Os indivíduos que cumpriram os critérios de inclusão foram
convidados a participar do estudo e assinaram o termo de consentimento livre e
esclarecido. Os seguintes dados foram avaliados por meio de um questionário:
idade, grau de escolaridade, estado civil, data de início e duração média do
último ciclo menstrual, intervalos dos últimos ciclos menstruais.
Em seguida, foi utilizada a escala análoga visual (EVA)
numérica [9] para avaliar o nível de dor antes e após a aplicação do tratamento
e foi entregue um formulário de registro para que as mulheres registrassem a
intensidade e o horário em que, possivelmente, a dor voltou e a necessidade de
medicamentos após o término da sessão de TENS.
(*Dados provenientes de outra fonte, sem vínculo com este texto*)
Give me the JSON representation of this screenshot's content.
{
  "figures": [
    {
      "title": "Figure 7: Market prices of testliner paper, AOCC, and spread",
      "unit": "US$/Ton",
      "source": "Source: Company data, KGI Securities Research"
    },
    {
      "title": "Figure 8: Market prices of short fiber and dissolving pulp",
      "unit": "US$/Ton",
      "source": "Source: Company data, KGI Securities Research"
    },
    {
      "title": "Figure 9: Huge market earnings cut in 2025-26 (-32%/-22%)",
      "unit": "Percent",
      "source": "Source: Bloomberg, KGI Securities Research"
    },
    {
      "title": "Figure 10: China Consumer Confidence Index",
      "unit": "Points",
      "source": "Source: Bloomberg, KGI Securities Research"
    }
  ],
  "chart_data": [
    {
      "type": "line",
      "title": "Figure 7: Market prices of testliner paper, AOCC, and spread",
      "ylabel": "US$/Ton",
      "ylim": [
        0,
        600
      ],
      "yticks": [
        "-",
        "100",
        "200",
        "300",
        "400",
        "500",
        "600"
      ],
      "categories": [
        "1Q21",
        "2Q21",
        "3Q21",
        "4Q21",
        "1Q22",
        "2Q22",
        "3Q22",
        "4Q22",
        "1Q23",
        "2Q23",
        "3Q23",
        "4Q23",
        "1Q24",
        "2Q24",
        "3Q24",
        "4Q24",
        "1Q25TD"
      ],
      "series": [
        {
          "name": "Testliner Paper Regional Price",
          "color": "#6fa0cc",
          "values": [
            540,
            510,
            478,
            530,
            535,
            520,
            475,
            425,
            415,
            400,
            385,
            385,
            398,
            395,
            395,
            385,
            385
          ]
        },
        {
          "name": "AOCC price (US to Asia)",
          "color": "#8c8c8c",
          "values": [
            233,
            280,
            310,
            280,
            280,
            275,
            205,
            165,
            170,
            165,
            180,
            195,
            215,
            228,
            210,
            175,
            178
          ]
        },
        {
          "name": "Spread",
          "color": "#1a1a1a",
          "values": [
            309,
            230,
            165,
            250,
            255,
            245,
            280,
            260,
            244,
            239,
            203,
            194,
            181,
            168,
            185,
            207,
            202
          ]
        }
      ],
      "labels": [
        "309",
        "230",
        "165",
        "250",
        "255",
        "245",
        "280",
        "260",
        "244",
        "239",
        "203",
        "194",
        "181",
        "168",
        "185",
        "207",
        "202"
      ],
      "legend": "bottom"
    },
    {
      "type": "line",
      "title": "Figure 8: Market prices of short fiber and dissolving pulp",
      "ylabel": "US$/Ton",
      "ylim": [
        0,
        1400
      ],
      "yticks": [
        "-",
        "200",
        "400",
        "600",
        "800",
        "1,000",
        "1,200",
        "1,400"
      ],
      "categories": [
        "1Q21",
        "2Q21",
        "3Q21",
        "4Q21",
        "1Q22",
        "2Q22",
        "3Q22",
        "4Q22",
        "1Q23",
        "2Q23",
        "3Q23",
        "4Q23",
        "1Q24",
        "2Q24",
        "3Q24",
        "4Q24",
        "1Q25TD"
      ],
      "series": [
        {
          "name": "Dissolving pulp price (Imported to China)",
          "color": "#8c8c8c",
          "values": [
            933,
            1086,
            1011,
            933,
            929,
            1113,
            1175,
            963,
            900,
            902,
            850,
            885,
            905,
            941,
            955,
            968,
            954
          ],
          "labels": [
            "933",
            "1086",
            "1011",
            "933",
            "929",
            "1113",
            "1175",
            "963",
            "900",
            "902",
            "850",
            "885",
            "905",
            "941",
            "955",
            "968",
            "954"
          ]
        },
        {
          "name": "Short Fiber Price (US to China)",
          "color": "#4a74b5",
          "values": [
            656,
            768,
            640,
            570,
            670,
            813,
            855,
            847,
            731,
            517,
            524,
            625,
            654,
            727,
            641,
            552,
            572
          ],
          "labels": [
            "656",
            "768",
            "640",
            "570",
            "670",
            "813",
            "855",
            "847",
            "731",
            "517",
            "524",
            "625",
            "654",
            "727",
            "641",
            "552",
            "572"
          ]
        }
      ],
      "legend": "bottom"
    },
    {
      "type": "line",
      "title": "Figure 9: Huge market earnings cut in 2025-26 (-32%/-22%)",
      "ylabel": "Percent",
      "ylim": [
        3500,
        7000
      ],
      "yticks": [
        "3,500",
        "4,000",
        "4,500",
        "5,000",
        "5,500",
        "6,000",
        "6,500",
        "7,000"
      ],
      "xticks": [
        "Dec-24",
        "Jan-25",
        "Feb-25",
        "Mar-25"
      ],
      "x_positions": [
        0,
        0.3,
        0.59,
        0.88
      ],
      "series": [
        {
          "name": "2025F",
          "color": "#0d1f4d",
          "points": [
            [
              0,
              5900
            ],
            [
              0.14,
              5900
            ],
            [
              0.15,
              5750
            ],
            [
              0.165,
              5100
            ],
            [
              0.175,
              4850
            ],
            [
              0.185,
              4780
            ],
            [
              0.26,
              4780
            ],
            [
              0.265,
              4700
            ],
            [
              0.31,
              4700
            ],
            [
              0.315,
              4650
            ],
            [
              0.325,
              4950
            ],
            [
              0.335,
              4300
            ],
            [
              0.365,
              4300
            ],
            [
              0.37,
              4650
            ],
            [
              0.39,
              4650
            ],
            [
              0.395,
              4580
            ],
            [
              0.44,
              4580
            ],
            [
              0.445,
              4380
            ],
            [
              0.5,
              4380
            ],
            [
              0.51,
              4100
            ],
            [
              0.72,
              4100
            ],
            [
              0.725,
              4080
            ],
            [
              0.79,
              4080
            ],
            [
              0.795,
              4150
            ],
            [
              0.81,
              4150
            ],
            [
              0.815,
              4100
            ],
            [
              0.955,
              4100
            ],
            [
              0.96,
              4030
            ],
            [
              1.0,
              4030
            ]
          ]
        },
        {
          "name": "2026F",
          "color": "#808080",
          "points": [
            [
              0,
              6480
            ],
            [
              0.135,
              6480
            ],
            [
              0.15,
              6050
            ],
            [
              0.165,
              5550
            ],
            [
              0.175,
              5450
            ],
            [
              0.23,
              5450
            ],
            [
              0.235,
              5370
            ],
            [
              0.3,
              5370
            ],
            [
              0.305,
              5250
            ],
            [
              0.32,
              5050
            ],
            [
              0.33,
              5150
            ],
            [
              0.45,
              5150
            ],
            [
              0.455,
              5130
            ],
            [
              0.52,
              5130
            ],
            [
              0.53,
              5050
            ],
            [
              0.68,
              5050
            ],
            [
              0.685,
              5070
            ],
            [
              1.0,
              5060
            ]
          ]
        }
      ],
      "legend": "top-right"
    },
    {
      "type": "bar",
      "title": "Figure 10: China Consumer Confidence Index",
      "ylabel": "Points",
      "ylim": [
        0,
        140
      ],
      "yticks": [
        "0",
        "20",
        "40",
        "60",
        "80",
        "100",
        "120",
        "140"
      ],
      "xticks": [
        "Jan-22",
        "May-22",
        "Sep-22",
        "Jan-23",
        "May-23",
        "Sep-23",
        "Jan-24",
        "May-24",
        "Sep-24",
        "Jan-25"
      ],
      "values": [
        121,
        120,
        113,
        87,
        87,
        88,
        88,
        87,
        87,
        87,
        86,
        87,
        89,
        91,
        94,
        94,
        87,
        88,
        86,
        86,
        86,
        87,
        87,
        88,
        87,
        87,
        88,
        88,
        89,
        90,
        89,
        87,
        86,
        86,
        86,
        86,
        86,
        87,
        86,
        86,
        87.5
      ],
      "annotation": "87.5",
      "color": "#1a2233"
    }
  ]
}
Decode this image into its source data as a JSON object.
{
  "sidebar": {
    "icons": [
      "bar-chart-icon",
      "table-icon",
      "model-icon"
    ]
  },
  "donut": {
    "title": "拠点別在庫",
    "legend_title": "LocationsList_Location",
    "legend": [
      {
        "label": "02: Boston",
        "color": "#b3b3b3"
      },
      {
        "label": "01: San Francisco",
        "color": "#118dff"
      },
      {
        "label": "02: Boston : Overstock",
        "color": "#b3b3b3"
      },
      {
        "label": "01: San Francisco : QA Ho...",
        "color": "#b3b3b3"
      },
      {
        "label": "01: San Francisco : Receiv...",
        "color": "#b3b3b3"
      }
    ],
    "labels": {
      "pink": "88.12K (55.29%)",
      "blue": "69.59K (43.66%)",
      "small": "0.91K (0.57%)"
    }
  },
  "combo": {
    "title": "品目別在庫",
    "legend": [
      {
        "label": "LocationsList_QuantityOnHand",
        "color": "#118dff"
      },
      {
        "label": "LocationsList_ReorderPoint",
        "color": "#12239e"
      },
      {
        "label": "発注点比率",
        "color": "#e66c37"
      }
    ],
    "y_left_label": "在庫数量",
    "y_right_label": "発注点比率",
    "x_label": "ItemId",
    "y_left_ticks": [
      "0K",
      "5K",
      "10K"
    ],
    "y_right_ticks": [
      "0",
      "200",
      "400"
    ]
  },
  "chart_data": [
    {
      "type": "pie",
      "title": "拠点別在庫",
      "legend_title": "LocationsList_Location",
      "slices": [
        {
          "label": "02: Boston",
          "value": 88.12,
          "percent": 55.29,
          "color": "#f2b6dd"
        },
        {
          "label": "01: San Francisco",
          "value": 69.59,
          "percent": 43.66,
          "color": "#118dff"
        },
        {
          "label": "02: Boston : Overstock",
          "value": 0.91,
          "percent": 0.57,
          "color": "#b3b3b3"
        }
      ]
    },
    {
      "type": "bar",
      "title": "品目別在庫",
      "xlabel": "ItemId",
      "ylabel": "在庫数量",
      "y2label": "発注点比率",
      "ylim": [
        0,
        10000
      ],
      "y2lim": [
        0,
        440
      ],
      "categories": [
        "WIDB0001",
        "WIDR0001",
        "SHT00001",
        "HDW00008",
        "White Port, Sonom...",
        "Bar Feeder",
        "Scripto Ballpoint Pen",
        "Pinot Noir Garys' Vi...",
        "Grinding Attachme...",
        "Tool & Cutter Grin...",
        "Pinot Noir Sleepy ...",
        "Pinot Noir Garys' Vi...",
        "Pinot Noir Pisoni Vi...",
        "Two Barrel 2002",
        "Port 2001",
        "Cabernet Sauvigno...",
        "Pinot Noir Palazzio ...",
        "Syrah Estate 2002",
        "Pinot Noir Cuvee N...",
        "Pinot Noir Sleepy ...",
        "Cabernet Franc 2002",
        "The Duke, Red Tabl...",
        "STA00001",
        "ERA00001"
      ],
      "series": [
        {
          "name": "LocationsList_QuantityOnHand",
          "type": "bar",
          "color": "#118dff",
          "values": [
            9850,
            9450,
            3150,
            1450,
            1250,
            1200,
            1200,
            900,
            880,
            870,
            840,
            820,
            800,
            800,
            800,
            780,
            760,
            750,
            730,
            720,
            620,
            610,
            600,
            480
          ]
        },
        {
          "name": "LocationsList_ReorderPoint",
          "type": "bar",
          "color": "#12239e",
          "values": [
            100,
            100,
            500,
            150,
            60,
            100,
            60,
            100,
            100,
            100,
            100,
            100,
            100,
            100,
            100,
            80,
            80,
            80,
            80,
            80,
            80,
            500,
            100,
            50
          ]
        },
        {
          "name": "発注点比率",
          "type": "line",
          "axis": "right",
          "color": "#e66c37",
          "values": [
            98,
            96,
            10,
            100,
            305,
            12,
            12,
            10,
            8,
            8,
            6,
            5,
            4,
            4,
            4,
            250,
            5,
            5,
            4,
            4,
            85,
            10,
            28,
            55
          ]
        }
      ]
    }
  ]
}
A aplicação da TENS, em ambos os grupos, foi realizada em
apenas uma sessão com o aparelho Neurodyn III da Ibramed® no primeiro dia do período menstrual por 35
minutos, com as voluntárias em decúbito ventral e os quatro eletrodos dispostos
paralelamente à coluna vertebral (região correspondente aos dermátomos
L1 e L4), próximo dos processos transversos [6,7,8].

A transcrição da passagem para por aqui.